The last game of the year was the Big Game and Oregon played it until the end.
They were that good. If they took the field wearing Red Grange-era gear from the 1920’s, they were still that good.
Oregon was fashionably outrageous when they scheduled LSU for the first game of 2011. Who does that with a Honey Badger on the loose? It ended up a clash of styles. Then Oregon was so outrageous that they ran the table until USC and another time-expiring kick.
New uniforms today may surprise some, but not sports fans. They know Oregon and expect a statement of both football and fashion.
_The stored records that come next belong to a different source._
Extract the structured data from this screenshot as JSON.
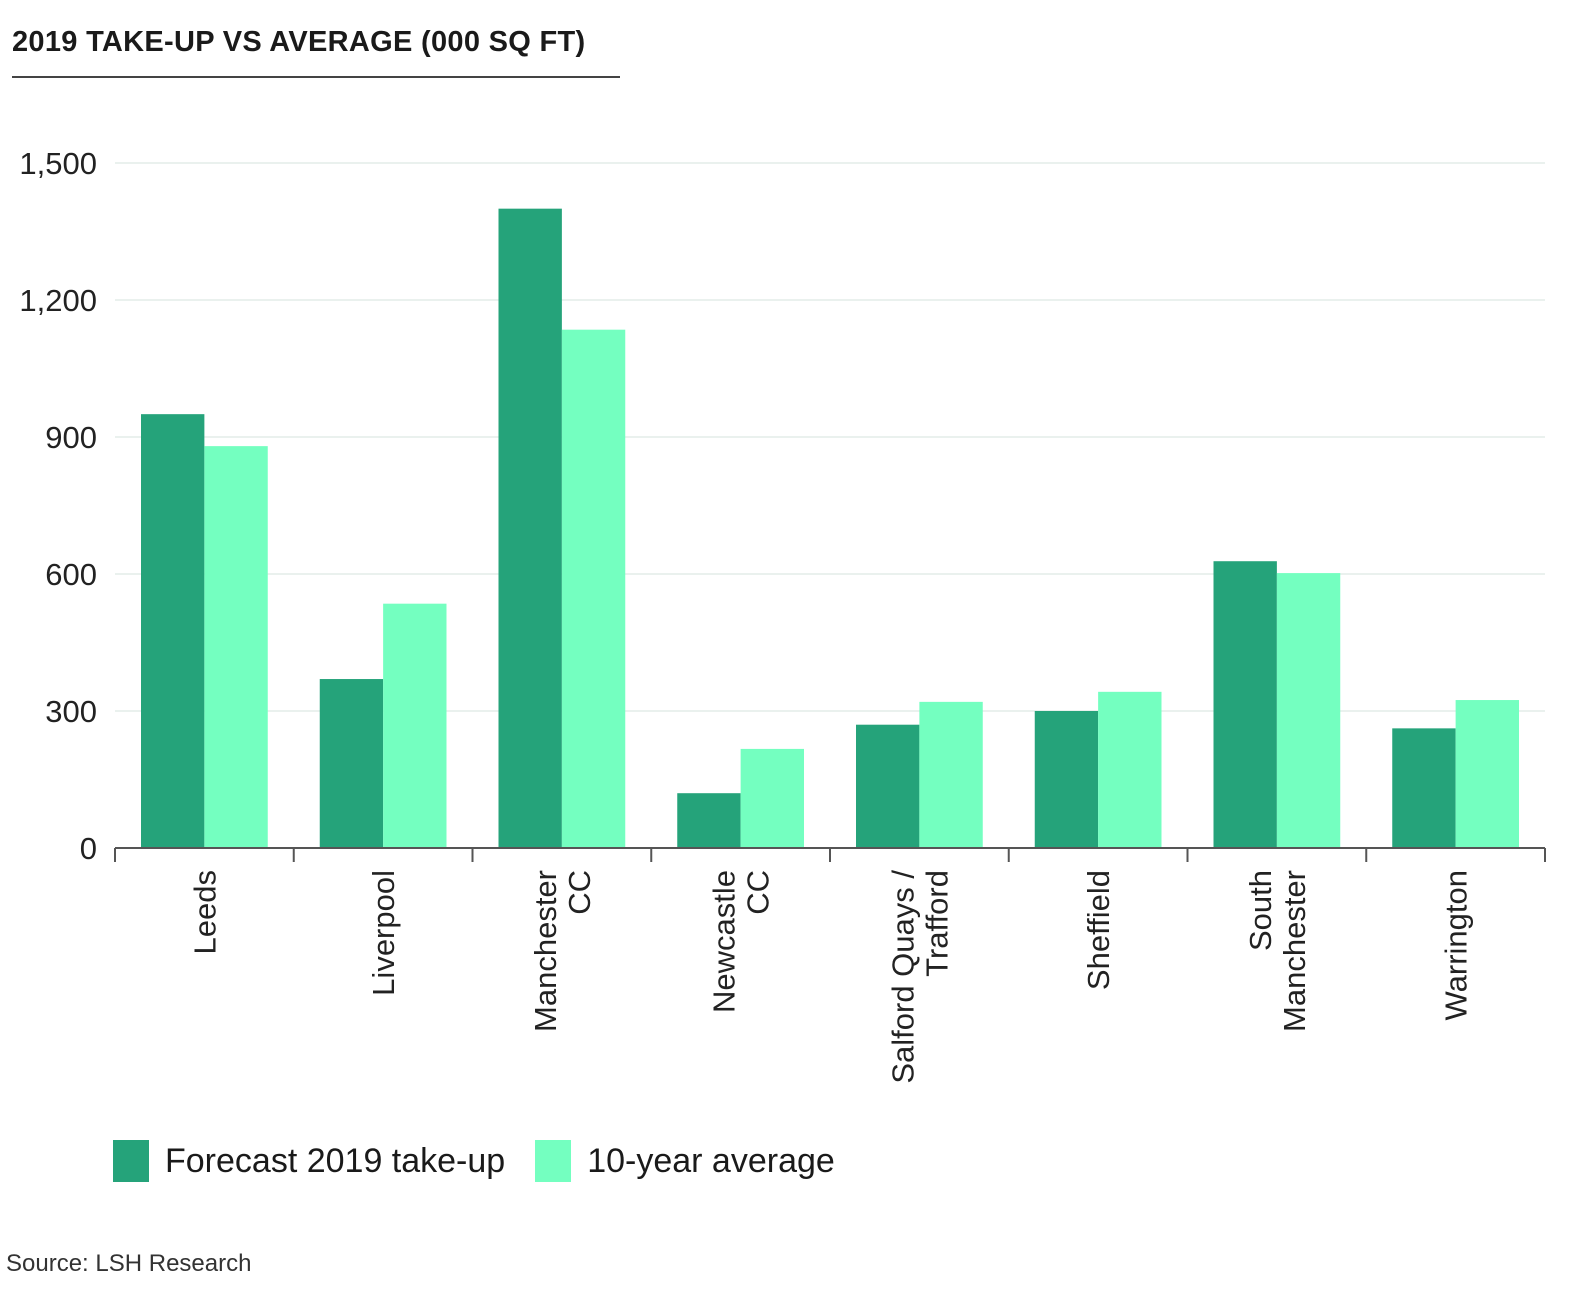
{
  "chart_data": {
    "type": "bar",
    "title": "2019 TAKE-UP VS AVERAGE (000 SQ FT)",
    "categories": [
      [
        "Leeds"
      ],
      [
        "Liverpool"
      ],
      [
        "Manchester",
        "CC"
      ],
      [
        "Newcastle",
        "CC"
      ],
      [
        "Salford Quays /",
        "Trafford"
      ],
      [
        "Sheffield"
      ],
      [
        "South",
        "Manchester"
      ],
      [
        "Warrington"
      ]
    ],
    "series": [
      {
        "name": "Forecast 2019 take-up",
        "color": "#25a37a",
        "values": [
          950,
          370,
          1400,
          120,
          270,
          300,
          628,
          262
        ]
      },
      {
        "name": "10-year average",
        "color": "#74ffc0",
        "values": [
          880,
          535,
          1135,
          217,
          320,
          342,
          602,
          324
        ]
      }
    ],
    "ylim": [
      0,
      1500
    ],
    "yticks": [
      0,
      300,
      600,
      900,
      1200,
      1500
    ],
    "ytick_labels": [
      "0",
      "300",
      "600",
      "900",
      "1,200",
      "1,500"
    ],
    "grid": "horizontal",
    "legend_position": "bottom-left",
    "source": "Source: LSH Research"
  }
}
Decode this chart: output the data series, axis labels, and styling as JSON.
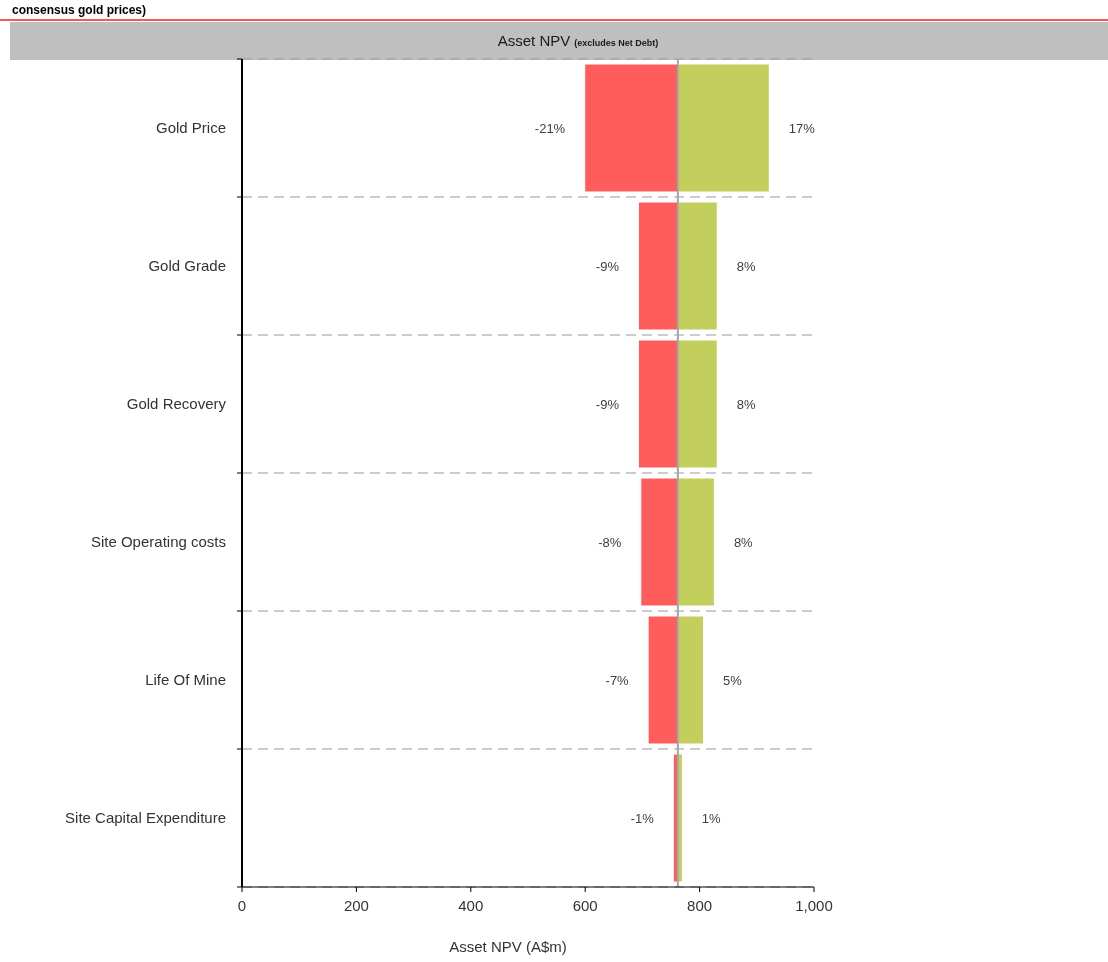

They understand how uniform development means better protection for the players and improves the game, the same way NASCAR improvements benefit passenger cars. Think tail wings and spoilers.
The most outraged by the fashion statement are casual fans, the ones with subscriptions to Glamour and Vogue and Cosmo. They can’t stand sports fashion trespassing onto their hallowed haute couture. Besides, how dare Oregon trample the tradition of college teams who wear two uniforms all year, one for home, one for away.
You are the Oregon Ducks, they say, not the Clothes Horses. Why make it more complicated?
If uniforms allowed only three losses in two years, every football team in America would dress like the fire-eating clowns on Bourbon Street. If uniforms were the talisman for college football, the bands would play the games and the Grambling Tiger Marching Band would win every year by forfeit. No one could reach their level.
Going to a third BCS game in three years isn’t what teams hiding behind their uniforms do, yet bashing Oregon for their gear remains in fashion. It’s part of the game, right? Sort of? It is if you think uniforms are really that important. With the down-on-Duck-uniform fashion crowd in mind, this is their Dream Team.
Skill Positions:
Pierre Cardin takes the field for the Grand Daddy of them all, the world famous Rose Bowl, wearing a fragrance equal to the most complex flower. The skill and speed of this wily veteran continues to improve game to game. His arm strength and field of vision remain unchallenged.
Giorgio Armani lines up in the slot wearing his famous unstructured jersey, an affront to the box-shouldered suit/uniform systems of the past.
Christian Dior goes wide left with his trademark rounded shoulders and cinched waist with Gianni Versace on the right and Donatella on the cheer team.
Up front the all-American big uglies drop a hand in the dirt. Guards Calvin ‘Scrap Iron’ Klein and Ralph ‘Pony Boy’ Lauren flank center Bill ‘The Collector’ Blass. Tackles Oscar ‘Grouchy’ de la Renta and Marc ‘The C’ Jacobs protect the edges while tight end Todd ‘Batman’ Oldham of Texas drops linebackers and safeties, but not the ball, with his routes across the middle.
Oregon Duck fashion for the Rose Bowl means everyone wins. From Honey Badger to Wisconsin Badger, it’s been a hard year. Let’s close out the season in style with new designs from these guys.